In two recent procedures before the Administrative Courts in the Netherlands (Court Breda 02 February 2011, LJN:BP5365, UCB Pharma v. MEB and Pharmachemie and Court Arnhem 11 February 2011, LJN:BP9060, Novartis Pharma v. MEB and Actavis) objections were made against the granting of a marketing authorisation for generic medicinal products. The Dutch Medicines Evaluation Board (MEB) was the Concerned Member State in both cases.
The Dutch courts were of the opinion that the assessment margin of the Concerned Member State to reject the assessment report of the Reference Member State partly or entirely is limited as a result of article 29 of Directive 2001/83/EC as amended (which governs the referral procedure to the coordination group in case of grounds of potential serious risk to public health). The Concerned Member State can only refuse the approval of the assessment report of the Reference Member State when there is a valid reason to assume that the medicinal product presents a serious risk for public health.
This is apparent from the purpose of the procedure laid down in title III, chapter 4 of the Directive (which governs the mutual recognition procedure and the decentralised procedure), the binding formulation of article 28(4)(5) (which governs the approval of the assessment and the adoption of a decision by the Concerned Member States in a mutual recognition and decentralised procedure), and article 29(1) of the Directive. The explanation of the court is also, in accordance with the purpose of the Directive, to eliminate the obstacles to free movement of medicinal products in the European Community and to prevent needless duplication of tests and trials. Both the mutual recognition procedure and the decentralised procedure are based on the principle of recognition of the assessment which has already been done by another member state, the Reference Member State.

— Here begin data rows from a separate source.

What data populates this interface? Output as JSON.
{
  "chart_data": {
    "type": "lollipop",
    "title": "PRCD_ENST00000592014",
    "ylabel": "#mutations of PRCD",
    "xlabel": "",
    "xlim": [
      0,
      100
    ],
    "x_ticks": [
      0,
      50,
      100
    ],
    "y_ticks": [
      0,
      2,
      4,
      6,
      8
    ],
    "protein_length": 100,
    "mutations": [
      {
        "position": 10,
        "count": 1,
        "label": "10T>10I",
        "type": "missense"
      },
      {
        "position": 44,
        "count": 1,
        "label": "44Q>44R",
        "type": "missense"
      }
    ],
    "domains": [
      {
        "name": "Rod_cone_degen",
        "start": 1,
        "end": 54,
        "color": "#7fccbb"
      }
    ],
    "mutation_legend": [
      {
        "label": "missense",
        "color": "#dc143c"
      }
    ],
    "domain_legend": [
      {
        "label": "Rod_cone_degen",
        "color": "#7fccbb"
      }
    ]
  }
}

The European Court of Justice (ECJ) has judged in the Synthon judgment of 16 October 2008 (Case C-452/06) (the ‘Synthon Judgement’) that each Member State has to assess whether the application for a marketing authorisation fulfils the validity criteria as set out in article 28 of Directive 2001/83/EC as amended. However, the validation of this information and the scientific assessment of the application is to be done by the Reference Member State and the Concerned Member State shall need to accept this.
The Court Breda has added in more detail to the Synthon Judgment, expressing that, with regard to a generic application, the Concerned Member State cannot independently assess whether the bridging data is sufficient, or whether the file protection (data exclusivity) of the reference medicinal product has been violated.
The Court Breda in addition states, in line with the Synthon Judgment, that a Concerned Member State solely assesses - on the basis of the assessment report of the Reference Member State - whether there is a serious risk to public health. The assessment margin of the Concerned Member State is therefore very limited. The other member states must rely on the conclusions and the scientific assessment which the Reference Member State has performed. Also the Court Arnhem concludes that the assessment margin of the Concerned Member State is limited to whether there is a serious risk to public health.
The Courts came to the final decision in both cases, that given the fact that there is no potential serious risk to public health, the granting of the generic marketing authorisations by the Dutch MEB was justified and the marketing authorisations remain valid in the Netherlands.